I am looking for a rigorous way to deal with discontinuous thermal conductivity $K(x)$ in the heat equation (e.g. on the boundary of two different materials)
$$ u' = \nabla_x\cdot (K(x)\nabla_x u) + \text{\{possible other terms\}},$$
where $u(t,x)$ is the temperature.

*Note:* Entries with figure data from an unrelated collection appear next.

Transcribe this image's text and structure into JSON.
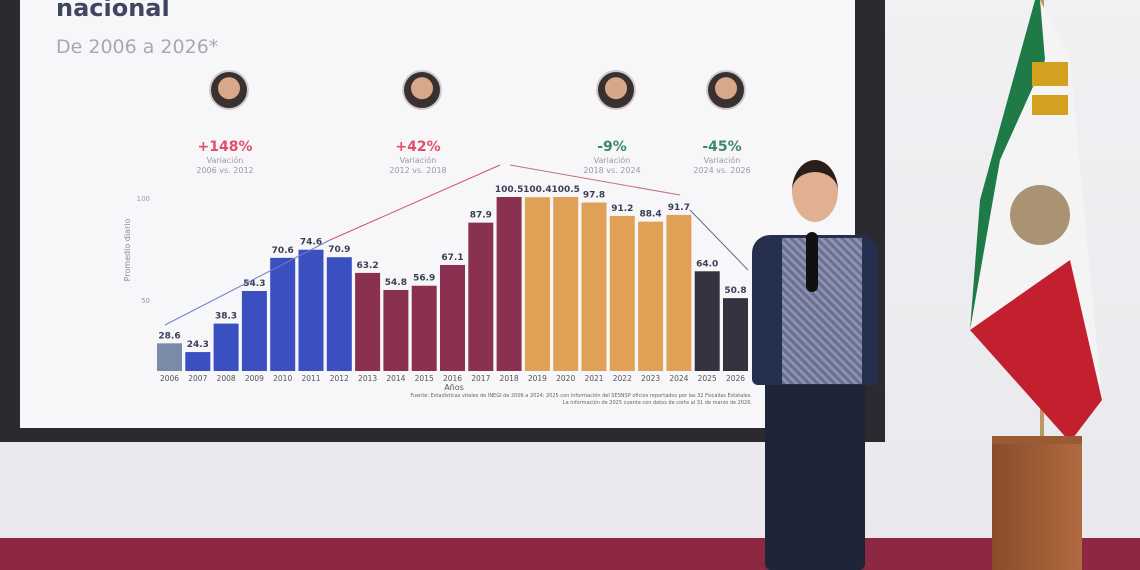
{
  "slide": {
    "title": "nacional",
    "subtitle": "De 2006 a 2026*",
    "source_line1": "Fuente: Estadísticas vitales de INEGI de 2006 a 2024; 2025 con información del SESNSP oficios reportados por las 32 Fiscalías Estatales.",
    "source_line2": "La información de 2025 cuenta con datos de corte al 31 de marzo de 2026."
  },
  "annotations": [
    {
      "pct": "+148%",
      "label": "Variación",
      "range": "2006 vs. 2012",
      "color": "#e0506a"
    },
    {
      "pct": "+42%",
      "label": "Variación",
      "range": "2012 vs. 2018",
      "color": "#e0506a"
    },
    {
      "pct": "-9%",
      "label": "Variación",
      "range": "2018 vs. 2024",
      "color": "#3a8a6a"
    },
    {
      "pct": "-45%",
      "label": "Variación",
      "range": "2024 vs.  2026",
      "color": "#3a8a6a"
    }
  ],
  "chart_data": {
    "type": "bar",
    "xlabel": "Años",
    "ylabel": "Promedio diario",
    "ylim": [
      15,
      100.5
    ],
    "yticks": [
      50,
      100
    ],
    "grid": false,
    "categories": [
      "2006",
      "2007",
      "2008",
      "2009",
      "2010",
      "2011",
      "2012",
      "2013",
      "2014",
      "2015",
      "2016",
      "2017",
      "2018",
      "2019",
      "2020",
      "2021",
      "2022",
      "2023",
      "2024",
      "2025",
      "2026"
    ],
    "values": [
      28.6,
      24.3,
      38.3,
      54.3,
      70.6,
      74.6,
      70.9,
      63.2,
      54.8,
      56.9,
      67.1,
      87.9,
      100.5,
      100.4,
      100.5,
      97.8,
      91.2,
      88.4,
      91.7,
      64.0,
      50.8
    ],
    "labels": [
      "28.6",
      "24.3",
      "38.3",
      "54.3",
      "70.6",
      "74.6",
      "70.9",
      "63.2",
      "54.8",
      "56.9",
      "67.1",
      "87.9",
      "100.5",
      "100.4",
      "100.5",
      "97.8",
      "91.2",
      "88.4",
      "91.7",
      "64.0",
      "50.8"
    ],
    "colors": [
      "#7b8aa8",
      "#3a4fc0",
      "#3a4fc0",
      "#3a4fc0",
      "#3a4fc0",
      "#3a4fc0",
      "#3a4fc0",
      "#8a3050",
      "#8a3050",
      "#8a3050",
      "#8a3050",
      "#8a3050",
      "#8a3050",
      "#e0a055",
      "#e0a055",
      "#e0a055",
      "#e0a055",
      "#e0a055",
      "#e0a055",
      "#33333f",
      "#33333f"
    ]
  }
}
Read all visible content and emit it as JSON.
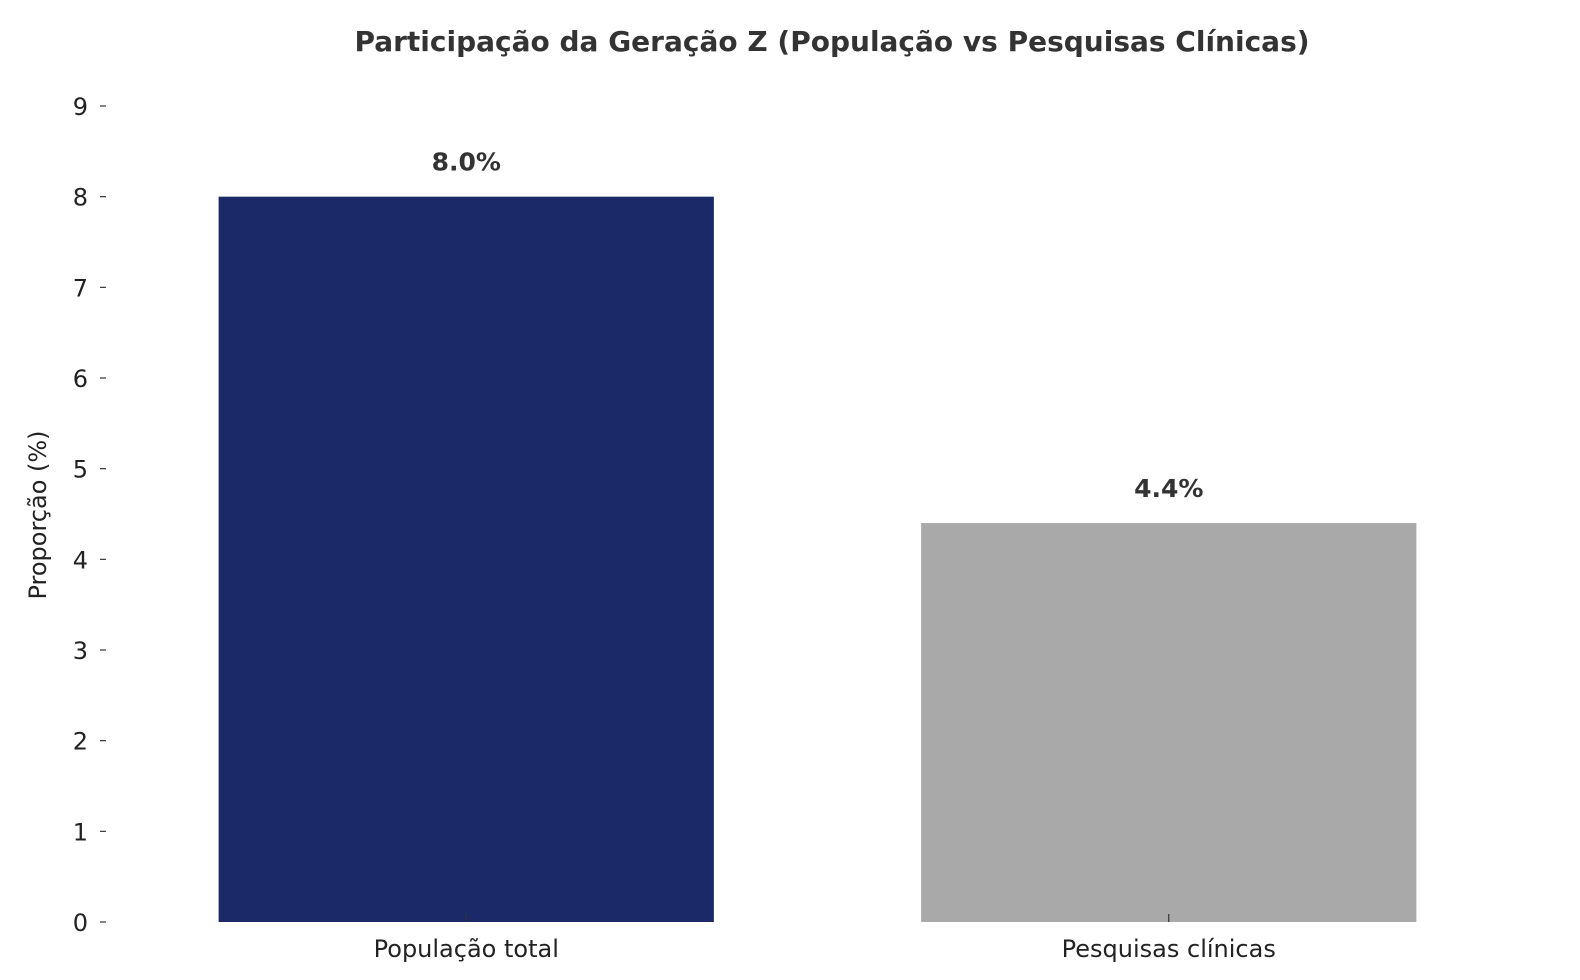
{
  "chart_data": {
    "type": "bar",
    "title": "Participação da Geração Z (População vs Pesquisas Clínicas)",
    "xlabel": "",
    "ylabel": "Proporção (%)",
    "categories": [
      "População total",
      "Pesquisas clínicas"
    ],
    "values": [
      8.0,
      4.4
    ],
    "data_labels": [
      "8.0%",
      "4.4%"
    ],
    "colors": [
      "#1c2968",
      "#a9a9a9"
    ],
    "ylim": [
      0,
      9
    ],
    "yticks": [
      0,
      1,
      2,
      3,
      4,
      5,
      6,
      7,
      8,
      9
    ],
    "ytick_labels": [
      "0",
      "1",
      "2",
      "3",
      "4",
      "5",
      "6",
      "7",
      "8",
      "9"
    ],
    "grid": false,
    "legend": "none"
  }
}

Clearly the equation breaks down at discontinuity since the derivative of $K$ does not exist, what becomes the boundary condition of the non-discretized equation above to replace the discontinuity?
When the equation is discretized, for basic finite difference scheme at boundary it is possible to in a loose sense use the "average value" (is there a derivation somewhere?) $$K(x)\approx (1/2) (K(x+1)+K(x)).$$
For finite volume scheme not at the boundary $$Au' = \int\int\int (\nabla_x\cdot K\nabla_x u)dA$$ $$=\int\int (K\nabla_x u) \cdot \bar ndS$$ $$=K\int \int\nabla_xu \cdot \bar n dS$$ Let's say a finite difference scheme is applicable, although there could be more generality $$\approx K \sum_k (u(x_1,...,x_k+1,...,x_d) + u(x,...,x_k-1,...,x_d)-2u(x))$$
The average value approximation then yields $$\approx \sum_k \frac{1}{2}(K(x)+K(x_1,...,x_k+1,...,x_d)) \cdot (u(x_1,...,x_k+1,...,x_d) -u(x)) +...,$$ for the finite volume method, is it valid on the boundary? References to books are welcome.